Changes to the clinical trial regulations

The new Human Biomedical Research Act (HBRA) has introduced significant changes into how human subjects research is to be regulated in Singapore. To help practitioners adapt to these changes, CENTRES will be hosting a workshop in February on the HBRA, and we plan further events in 2016. But the HBRA is not the only recent change to research ethics governance in Singapore. The Health Sciences Authority released for public consultation planned changes to the regulations of clinical trials  (the consultation period has now closed). This post will briefly discuss some of the changes that are coming.

Streamlining

One main purpose of the changes is to consolidate regulations of therapeutic products previously found under multiple Acts – the Health Products Act, Medicines Act and the Poisons Act. Going forward, the relevant regulations for therapeutic products will be found in the Health Products Act alone, to avoid the need of stakeholders to refer to multiple pieces of legislation. This includes the regulations governing clinical trials of therapeutic products. But the HBRA will still be a separate piece of legislation with somewhat different governance structure (more on that below).

Two-track system

Under the current regime, investigators in clinical trials need a clinical trial certificate issued by HSA to begin a trial. The new system relaxes these requirements by creating two tracks for clinical research. The first track operates in a similar fashion as the old CTC system, requiring HSA approval for each new protocol. But the second track only requires HSA notification of a trial. A trial falls under the second track if it tests an already-approved product for its approved indication. In addition, purely observational trials (where no additional interventions are applied beyond care that would already be given) are completely excluded from the clinical trials regulations – though that likely means they will fall under the HBRA instead.
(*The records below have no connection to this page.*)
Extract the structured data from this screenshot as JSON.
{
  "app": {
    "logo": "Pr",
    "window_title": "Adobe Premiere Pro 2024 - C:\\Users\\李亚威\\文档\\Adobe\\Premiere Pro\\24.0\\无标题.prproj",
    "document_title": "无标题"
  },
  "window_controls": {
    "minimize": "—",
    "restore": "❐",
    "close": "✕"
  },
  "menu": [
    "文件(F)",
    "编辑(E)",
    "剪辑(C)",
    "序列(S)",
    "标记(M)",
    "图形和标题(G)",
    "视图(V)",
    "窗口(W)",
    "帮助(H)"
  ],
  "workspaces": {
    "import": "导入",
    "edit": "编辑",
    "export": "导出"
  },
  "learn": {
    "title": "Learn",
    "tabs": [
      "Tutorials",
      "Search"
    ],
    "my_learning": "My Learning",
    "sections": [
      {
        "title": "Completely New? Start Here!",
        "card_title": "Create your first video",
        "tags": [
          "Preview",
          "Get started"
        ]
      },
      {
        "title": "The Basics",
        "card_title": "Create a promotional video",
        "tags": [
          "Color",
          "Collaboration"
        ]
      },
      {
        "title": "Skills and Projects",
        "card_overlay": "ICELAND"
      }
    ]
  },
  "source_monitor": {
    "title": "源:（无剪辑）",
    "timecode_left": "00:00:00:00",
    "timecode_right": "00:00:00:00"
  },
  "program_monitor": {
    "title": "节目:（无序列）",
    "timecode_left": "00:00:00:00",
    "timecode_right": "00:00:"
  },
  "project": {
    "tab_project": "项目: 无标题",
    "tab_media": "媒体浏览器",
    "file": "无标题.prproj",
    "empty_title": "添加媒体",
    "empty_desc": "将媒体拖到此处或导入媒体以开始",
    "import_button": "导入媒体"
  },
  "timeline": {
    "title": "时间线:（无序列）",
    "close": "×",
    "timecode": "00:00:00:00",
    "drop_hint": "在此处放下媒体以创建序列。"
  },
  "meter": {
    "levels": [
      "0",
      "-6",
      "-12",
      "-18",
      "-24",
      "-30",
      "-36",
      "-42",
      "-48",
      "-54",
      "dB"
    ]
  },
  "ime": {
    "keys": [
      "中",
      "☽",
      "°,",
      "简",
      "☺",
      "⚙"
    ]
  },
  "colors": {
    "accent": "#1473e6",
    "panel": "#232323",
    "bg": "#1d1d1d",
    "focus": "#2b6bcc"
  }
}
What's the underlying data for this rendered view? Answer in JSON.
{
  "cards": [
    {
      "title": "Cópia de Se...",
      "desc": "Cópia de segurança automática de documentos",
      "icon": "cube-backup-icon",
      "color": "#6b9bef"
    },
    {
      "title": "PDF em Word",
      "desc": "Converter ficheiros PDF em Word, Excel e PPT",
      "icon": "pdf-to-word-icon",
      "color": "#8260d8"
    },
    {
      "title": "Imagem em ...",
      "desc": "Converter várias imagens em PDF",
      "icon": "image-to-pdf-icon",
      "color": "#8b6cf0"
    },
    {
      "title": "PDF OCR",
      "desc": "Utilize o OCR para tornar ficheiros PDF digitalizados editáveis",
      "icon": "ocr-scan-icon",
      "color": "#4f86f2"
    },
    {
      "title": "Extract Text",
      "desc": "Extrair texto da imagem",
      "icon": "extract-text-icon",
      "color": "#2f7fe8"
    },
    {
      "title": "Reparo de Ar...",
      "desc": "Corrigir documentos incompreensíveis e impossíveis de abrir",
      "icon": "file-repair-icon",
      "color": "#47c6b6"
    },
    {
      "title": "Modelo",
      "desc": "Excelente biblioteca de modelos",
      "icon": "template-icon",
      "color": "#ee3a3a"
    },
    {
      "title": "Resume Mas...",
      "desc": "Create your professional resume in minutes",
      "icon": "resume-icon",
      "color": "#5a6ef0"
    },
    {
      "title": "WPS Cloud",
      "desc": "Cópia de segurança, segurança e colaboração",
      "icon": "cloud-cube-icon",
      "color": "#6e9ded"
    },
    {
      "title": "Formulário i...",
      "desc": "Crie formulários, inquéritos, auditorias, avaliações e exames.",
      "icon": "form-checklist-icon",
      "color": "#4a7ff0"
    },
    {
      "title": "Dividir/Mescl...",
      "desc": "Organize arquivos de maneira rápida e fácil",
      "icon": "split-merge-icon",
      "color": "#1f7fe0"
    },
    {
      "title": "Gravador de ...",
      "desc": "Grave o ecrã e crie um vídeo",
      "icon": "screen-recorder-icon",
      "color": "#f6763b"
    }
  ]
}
Intersection with the HBRA

The HBRA specifically excluded from its main scope research that fell under the Medicines Act (Clinical Trials) and the Health Products Act. There is, to be sure, at least one important new point of intersection with the revisions to the clinical trial regulations – clinical trials are required to be approved by IRBs appointed under the requirements of the HBRA (Part 4).   But other points of difference remain. Under the HBRA (§23(3)), for instance, all deviations of the HBRA must be reported to the Director of Medical Sciences, while only serious deviations from the Clinical Trials regulations (§11(1)) are required to be reported to the Health Sciences Authority. Deception is permitted under some specific circumstances under the HBRA (§26(2)) but not under the Clinical Trials regulations (§20). And for minors who lack capacity to consent: under the HBRA (§8(1)), they can participate in research if their guardian consents and the research needs such minors to be effectively carried out; but under the Clinical Trials regulations (§16(7)(b)), there are further requirements that the subject benefits from the research (or, if there are no prospects of direct benefits, that the trial benefits the ‘group of subjects’ involved in the trial and the risks are low).

Subtle differences between the HBRA and the Clinical Trials regulations thus persist. Generally speaking, clinical trials regulations are tighter, owing to the risks and invasiveness involved in trials of therapeutic products. IRBs that oversee both clinical trials as well as non-clinical human biomedical research will thus need to become familiar with both legal regimes in order to adequately oversee research.